What was the happiest moment in human history?
The most glorious, victorious moment would be when Christ paid for our sins on the cross and then rose from the grave, conquering death.
But, what was the happiest moment in history?
To answer that question, what is your happiest memory, excluding your salvation?
Ask this question to the general public, and you will find that most people’s happiest memories involve their families and loved ones. Such memories involve weddings, the birth of children, family reunions, Christmas celebrations with the family, or just the memory of how you used to spend time together.
Our best memories involve the ones we love, and those times are often the happiest times of our lives.
With that in mind, what was the happiest memory from human history?
Genesis 2:15-20 records how God spent personal time with Adam, having placed him in the Garden of Eden to keep and dress it, and creating animals for Adam to name. Genesis 3:8 records how Adam and Eve heard the voice of the LORD walking in the garden in the cool of the day, which gives you the idea that those walks were common, if not daily.
Reading between the lines of Genesis 2-3, you get the idea that life was good. God and man dwelt together, spent time together, created things together, and even dreamed together. Before the fall of man, there was no sin in the world, no illness, no problems. Life was just good.

For us, this sounds like a dream! Obviously, this was the happiest time in human history. However, when it comes to the happiest time in God’s memory, this would also be it.
God created man for that fellowship, a fellowship that came from a gratitude and a recognition of God’s blessing, but by man’s choice (hence the tree in the garden).
When man sinned in the garden, that fellowship was broken, death entered in, and the problem filled life we know today emerged. God was no longer physically present, and could no longer dwell among His people. Paradise truly was lost.
However, God loved us so much that He refused to let the story end there. Though man ended the relationship by taking a tangible step to remove God from his life, God undertook a centuries-long project to reconcile with man, and to redeem His creation so that He could once again dwell with His people.
It’s God’s desire to live with His people that motivated Him to order the construction of the Old Testament Tabernacle. Situated in the middle of the camp of the Israelites as they lived in the wilderness in Exodus-Deuteronomy, God’s presence filled the tent, and thus He literally dwelt in the midst of His people.

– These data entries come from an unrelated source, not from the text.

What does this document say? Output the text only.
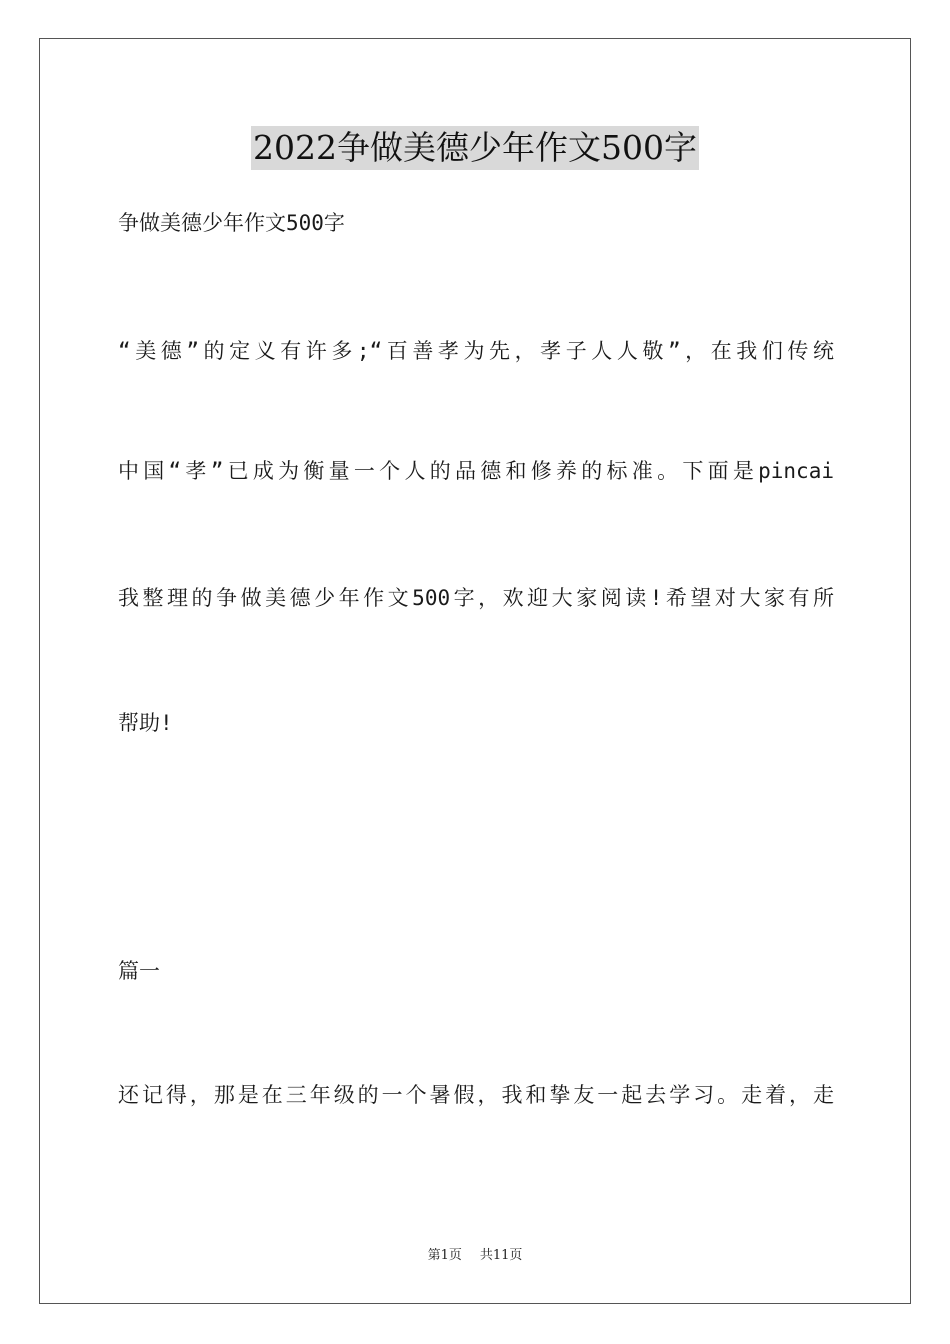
2022争做美德少年作文500字
争做美德少年作文500字
“美德”的定义有许多;“百善孝为先，孝子人人敬”，在我们传统
中国“孝”已成为衡量一个人的品德和修养的标准。下面是pincai
我整理的争做美德少年作文500字，欢迎大家阅读!希望对大家有所
帮助!
篇一
还记得，那是在三年级的一个暑假，我和挚友一起去学习。走着，走
第1页 共11页
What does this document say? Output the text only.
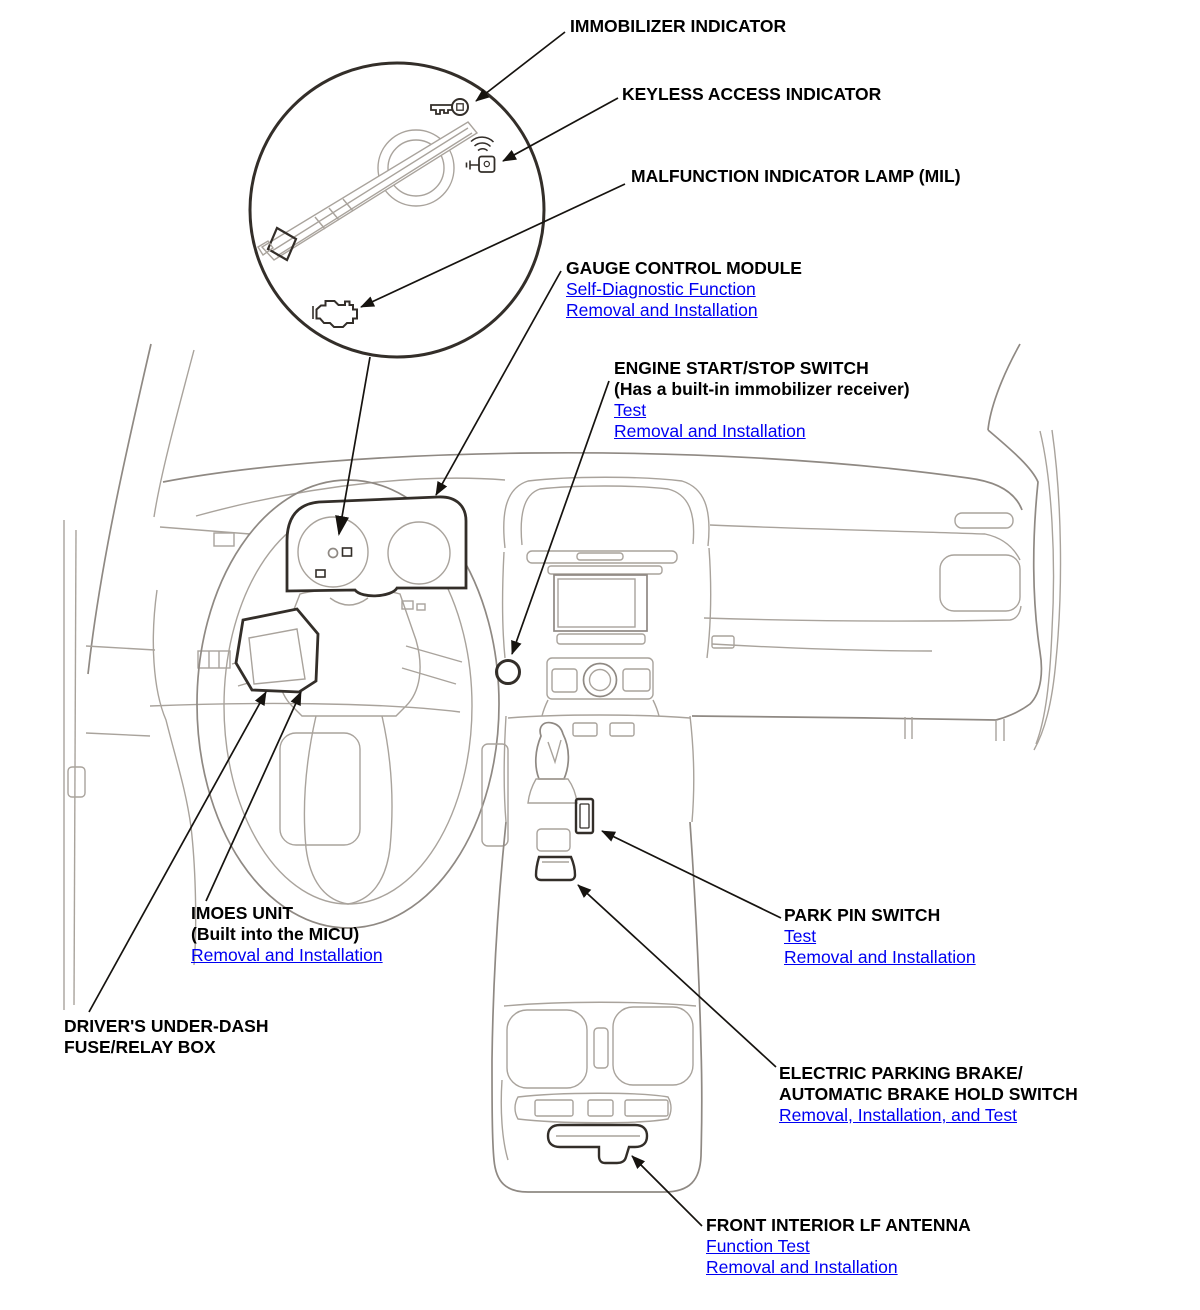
IMMOBILIZER INDICATOR
KEYLESS ACCESS INDICATOR
MALFUNCTION INDICATOR LAMP (MIL)
GAUGE CONTROL MODULE
Self-Diagnostic Function
Removal and Installation
ENGINE START/STOP SWITCH
(Has a built-in immobilizer receiver)
Test
Removal and Installation
IMOES UNIT
(Built into the MICU)
Removal and Installation
DRIVER'S UNDER-DASH
FUSE/RELAY BOX
PARK PIN SWITCH
Test
Removal and Installation
ELECTRIC PARKING BRAKE/
AUTOMATIC BRAKE HOLD SWITCH
Removal, Installation, and Test
FRONT INTERIOR LF ANTENNA
Function Test
Removal and Installation
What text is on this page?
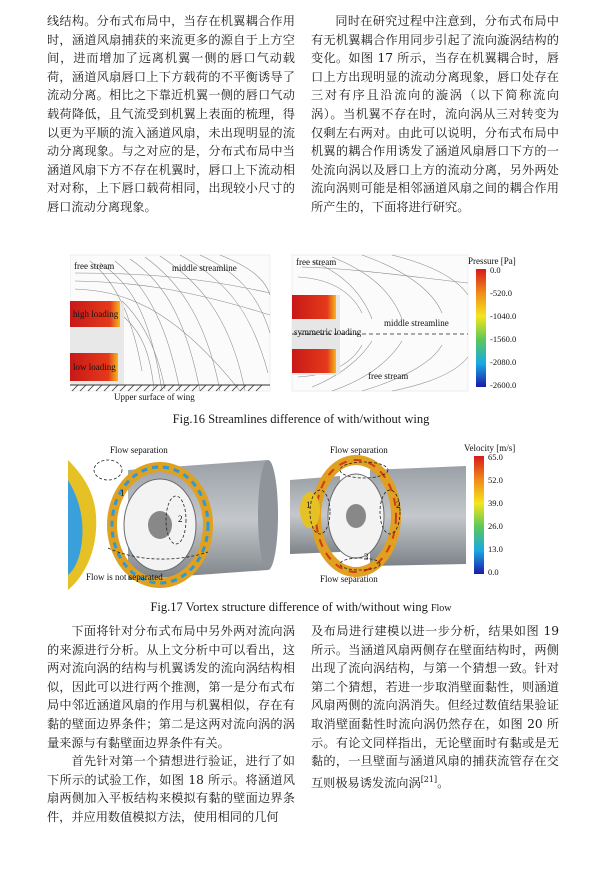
线结构。分布式布局中，当存在机翼耦合作用时，涵道风扇捕获的来流更多的源自于上方空间，进而增加了远离机翼一侧的唇口气动载荷，涵道风扇唇口上下方载荷的不平衡诱导了流动分离。相比之下靠近机翼一侧的唇口气动载荷降低，且气流受到机翼上表面的梳理，得以更为平顺的流入涵道风扇，未出现明显的流动分离现象。与之对应的是，分布式布局中当涵道风扇下方不存在机翼时，唇口上下流动相对对称，上下唇口载荷相同，出现较小尺寸的唇口流动分离现象。

同时在研究过程中注意到，分布式布局中有无机翼耦合作用同步引起了流向漩涡结构的变化。如图 17 所示，当存在机翼耦合时，唇口上方出现明显的流动分离现象，唇口处存在三对有序且沿流向的漩涡（以下简称流向涡）。当机翼不存在时，流向涡从三对转变为仅剩左右两对。由此可以说明，分布式布局中机翼的耦合作用诱发了涵道风扇唇口下方的一处流向涡以及唇口上方的流动分离，另外两处流向涡则可能是相邻涵道风扇之间的耦合作用所产生的，下面将进行研究。

free stream	middle streamline
high loading
low loading
Upper surface of wing
free stream
symmetric loading
middle streamline
free stream
Pressure [Pa]
0.0
-520.0
-1040.0
-1560.0
-2080.0
-2600.0
Fig.16 Streamlines difference of with/without wing
Flow separation
Flow is not separated
1
2
Flow separation
Flow separation
1	2
3
Velocity [m/s]
65.0
52.0
39.0
26.0
13.0
0.0
Fig.17 Vortex structure difference of with/without wing Flow

下面将针对分布式布局中另外两对流向涡的来源进行分析。从上文分析中可以看出，这两对流向涡的结构与机翼诱发的流向涡结构相似，因此可以进行两个推测，第一是分布式布局中邻近涵道风扇的作用与机翼相似，存在有黏的壁面边界条件；第二是这两对流向涡的涡量来源与有黏壁面边界条件有关。

首先针对第一个猜想进行验证，进行了如下所示的试验工作，如图 18 所示。将涵道风扇两侧加入平板结构来模拟有黏的壁面边界条件，并应用数值模拟方法，使用相同的几何

及布局进行建模以进一步分析，结果如图 19 所示。当涵道风扇两侧存在壁面结构时，两侧出现了流向涡结构，与第一个猜想一致。针对第二个猜想，若进一步取消壁面黏性，则涵道风扇两侧的流向涡消失。但经过数值结果验证取消壁面黏性时流向涡仍然存在，如图 20 所示。有论文同样指出，无论壁面时有黏或是无黏的，一旦壁面与涵道风扇的捕获流管存在交互则极易诱发流向涡[21]。
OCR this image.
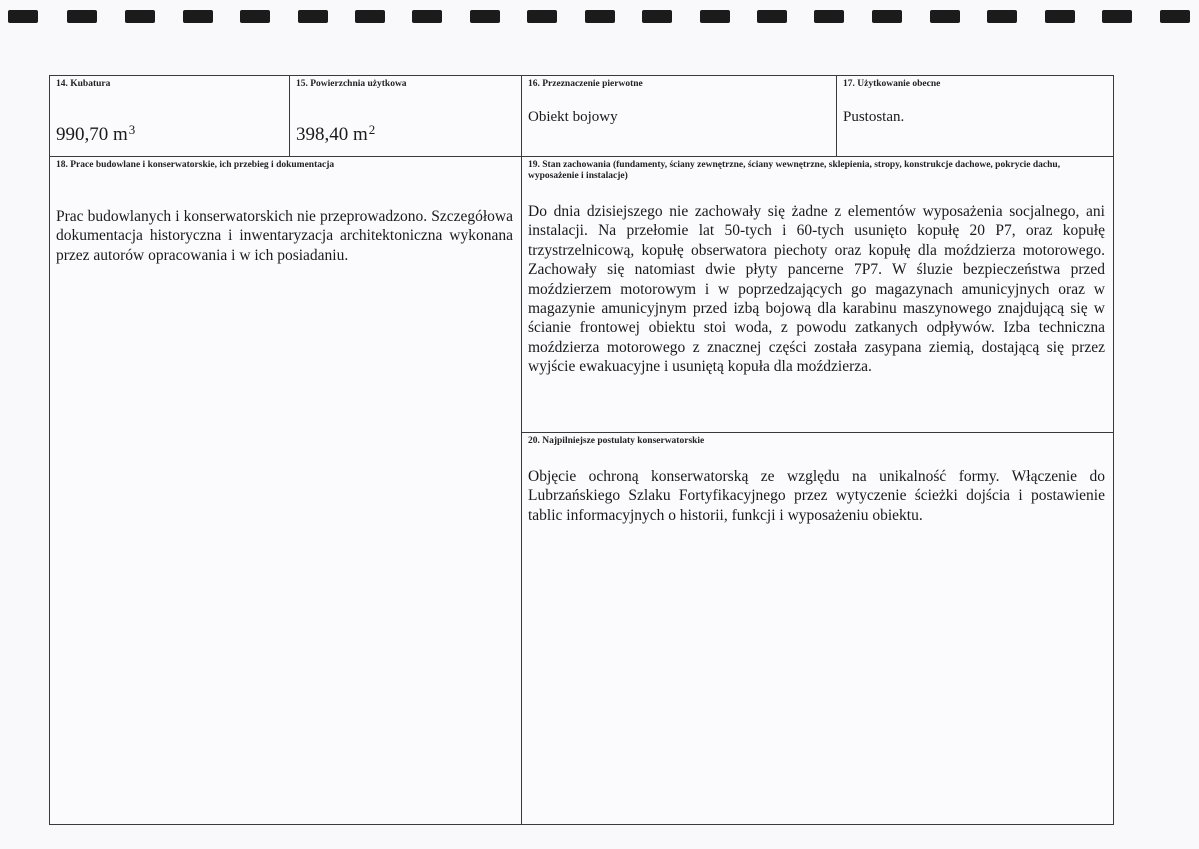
14. Kubatura
990,70 $m^3$
15. Powierzchnia użytkowa
398,40 $m^2$
16. Przeznaczenie pierwotne
Obiekt bojowy
17. Użytkowanie obecne
Pustostan.
18. Prace budowlane i konserwatorskie, ich przebieg i dokumentacja
Prac budowlanych i konserwatorskich nie przeprowadzono. Szczegółowa dokumentacja historyczna i inwentaryzacja architektoniczna wykonana przez autorów opracowania i w ich posiadaniu.
19. Stan zachowania (fundamenty, ściany zewnętrzne, ściany wewnętrzne, sklepienia, stropy, konstrukcje dachowe, pokrycie dachu, wyposażenie i instalacje)
Do dnia dzisiejszego nie zachowały się żadne z elementów wyposażenia socjalnego, ani instalacji. Na przełomie lat 50-tych i 60-tych usunięto kopułę 20 P7, oraz kopułę trzystrzelnicową, kopułę obserwatora piechoty oraz kopułę dla moździerza motorowego. Zachowały się natomiast dwie płyty pancerne 7P7. W śluzie bezpieczeństwa przed moździerzem motorowym i w poprzedzających go magazynach amunicyjnych oraz w magazynie amunicyjnym przed izbą bojową dla karabinu maszynowego znajdującą się w ścianie frontowej obiektu stoi woda, z powodu zatkanych odpływów. Izba techniczna moździerza motorowego z znacznej części została zasypana ziemią, dostającą się przez wyjście ewakuacyjne i usuniętą kopuła dla moździerza.
20. Najpilniejsze postulaty konserwatorskie
Objęcie ochroną konserwatorską ze względu na unikalność formy. Włączenie do Lubrzańskiego Szlaku Fortyfikacyjnego przez wytyczenie ścieżki dojścia i postawienie tablic informacyjnych o historii, funkcji i wyposażeniu obiektu.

When the Lord became flesh and dwelt among us (John 1:14), God once again was able to dwell among His people, this time in a more personal sense than when He dwelt in the Tabernacle.
In the four Gospels (Matthew, Mark, Luke and John), we see the Lord’s love for His disciples, His compassion for people, and His frustration at the impact their lostness had on them. In John 17, we find Jesus in prayer in the hours prior to His crucifixion. In that prayer, we can see the heartbreak He experienced, not over His own death, but His pending separation from His disciples.
Having only lived His biggest dream for a few years, the Lord was about to undertake the redemption of all mankind so that He can once again live with us.

Once our redemption was completed on the cross, Jesus continued to advocate for us in Heaven. To this day, that advocacy continues, along with His ministry to us through the Holy Spirit, and His reaching out to us with the Gospel through His ministers on this earth.
All of this is building to the day when the Lord will return, and we will be reunited with Him forever, and that day will come when the last man on earth to accept the Gospel does so.
God’s love for us is so profound, that He sacrificed Himself, giving His only begotten Son for us, so that we can be reunited with Him upon our belief. There is no higher love than that.
And the center of this love story is our Lord, but the object of that love us you… so you best believe in love stories, you’re in one.